Sur les six premiers mois de l'année, le bénéfice net a progressé de 13,7% à 3,3 milliards d’euros. Le chiffre d’affaires en revanche a reculé de 3,6% à 36,7 milliards d’euros.

Le groupe a bénéficié de sa dynamique opérationnelle lors de ces six mois et estime que son plan de performance en cours a contribué pour 304 millions d’euros à l'amélioration des résultats.

Il a également été porté par l’activité gaz soutenue par des conditions de marché favorables.

Côté perspectives, Engie a revu à la hausse son objectif de résultat net récurrent pour 2026 à un niveau compris entre 4,9 et 5,5 milliards d’euros (contre une fourchette de 4,6 à 5,2 milliards d’euros annoncée précédemment). Au premier semestre, cet indicateur qui exclut les activités exceptionnelles, s'est établi à 3 milliards d'euros.

L’Ebit (résultat opérationnel ajusté) hors nucléaire est quant à lui attendu dans une fourchette indicative de 9,2 à 10,2 milliards d’euros (contre 8,7 à 9,7 milliards d’euros auparavant).

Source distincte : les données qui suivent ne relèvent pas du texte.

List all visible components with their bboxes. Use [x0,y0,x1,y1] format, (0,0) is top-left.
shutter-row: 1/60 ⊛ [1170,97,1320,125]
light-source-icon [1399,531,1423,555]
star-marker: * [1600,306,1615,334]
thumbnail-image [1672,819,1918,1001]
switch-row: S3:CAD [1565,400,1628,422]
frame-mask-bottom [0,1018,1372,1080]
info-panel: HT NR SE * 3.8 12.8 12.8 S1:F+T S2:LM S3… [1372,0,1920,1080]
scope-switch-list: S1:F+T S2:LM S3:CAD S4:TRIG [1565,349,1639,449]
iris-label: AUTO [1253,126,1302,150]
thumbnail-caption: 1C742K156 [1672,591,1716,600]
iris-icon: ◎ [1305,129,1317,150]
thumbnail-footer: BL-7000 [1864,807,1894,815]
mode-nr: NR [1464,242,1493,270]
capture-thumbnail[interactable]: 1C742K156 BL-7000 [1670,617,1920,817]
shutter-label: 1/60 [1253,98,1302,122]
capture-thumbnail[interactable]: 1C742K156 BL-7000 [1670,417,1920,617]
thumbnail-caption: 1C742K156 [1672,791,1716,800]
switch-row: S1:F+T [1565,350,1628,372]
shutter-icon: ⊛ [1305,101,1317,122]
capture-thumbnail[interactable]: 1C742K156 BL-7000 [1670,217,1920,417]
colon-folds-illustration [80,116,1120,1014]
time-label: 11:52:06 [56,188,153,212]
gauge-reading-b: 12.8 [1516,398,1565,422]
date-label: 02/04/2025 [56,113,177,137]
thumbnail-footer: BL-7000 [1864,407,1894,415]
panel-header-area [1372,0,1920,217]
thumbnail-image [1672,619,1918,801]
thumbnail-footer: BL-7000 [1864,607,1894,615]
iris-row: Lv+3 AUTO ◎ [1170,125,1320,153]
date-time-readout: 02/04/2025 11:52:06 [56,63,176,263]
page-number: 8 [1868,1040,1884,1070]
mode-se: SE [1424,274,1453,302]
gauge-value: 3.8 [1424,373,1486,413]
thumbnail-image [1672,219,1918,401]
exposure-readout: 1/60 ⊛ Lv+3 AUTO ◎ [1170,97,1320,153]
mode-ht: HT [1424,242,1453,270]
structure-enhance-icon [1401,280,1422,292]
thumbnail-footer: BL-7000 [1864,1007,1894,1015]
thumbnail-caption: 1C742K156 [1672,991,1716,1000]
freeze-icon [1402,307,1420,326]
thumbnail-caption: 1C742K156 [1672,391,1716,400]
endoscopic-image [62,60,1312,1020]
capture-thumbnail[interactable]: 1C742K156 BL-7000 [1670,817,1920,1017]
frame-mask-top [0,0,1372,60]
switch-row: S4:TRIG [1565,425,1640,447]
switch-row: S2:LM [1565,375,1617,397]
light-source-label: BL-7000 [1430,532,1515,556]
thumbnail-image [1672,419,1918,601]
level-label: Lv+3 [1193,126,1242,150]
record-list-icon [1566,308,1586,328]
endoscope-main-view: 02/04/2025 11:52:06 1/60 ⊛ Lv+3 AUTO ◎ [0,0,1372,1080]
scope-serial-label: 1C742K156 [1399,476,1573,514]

"Nos activités de génération et nos infrastructures gazières jouent un rôle déterminant dans la sécurité du système et la maîtrise de son coût", a souligné Catherine MacGregor.

"C'est bien la cohérence stratégique associée à la solidité de nos modèles intégrés et à notre capacité d'exécution qui nous permet d'aborder la suite de l'année avec confiance et de relever notre +guidance+", a-t-elle conclu.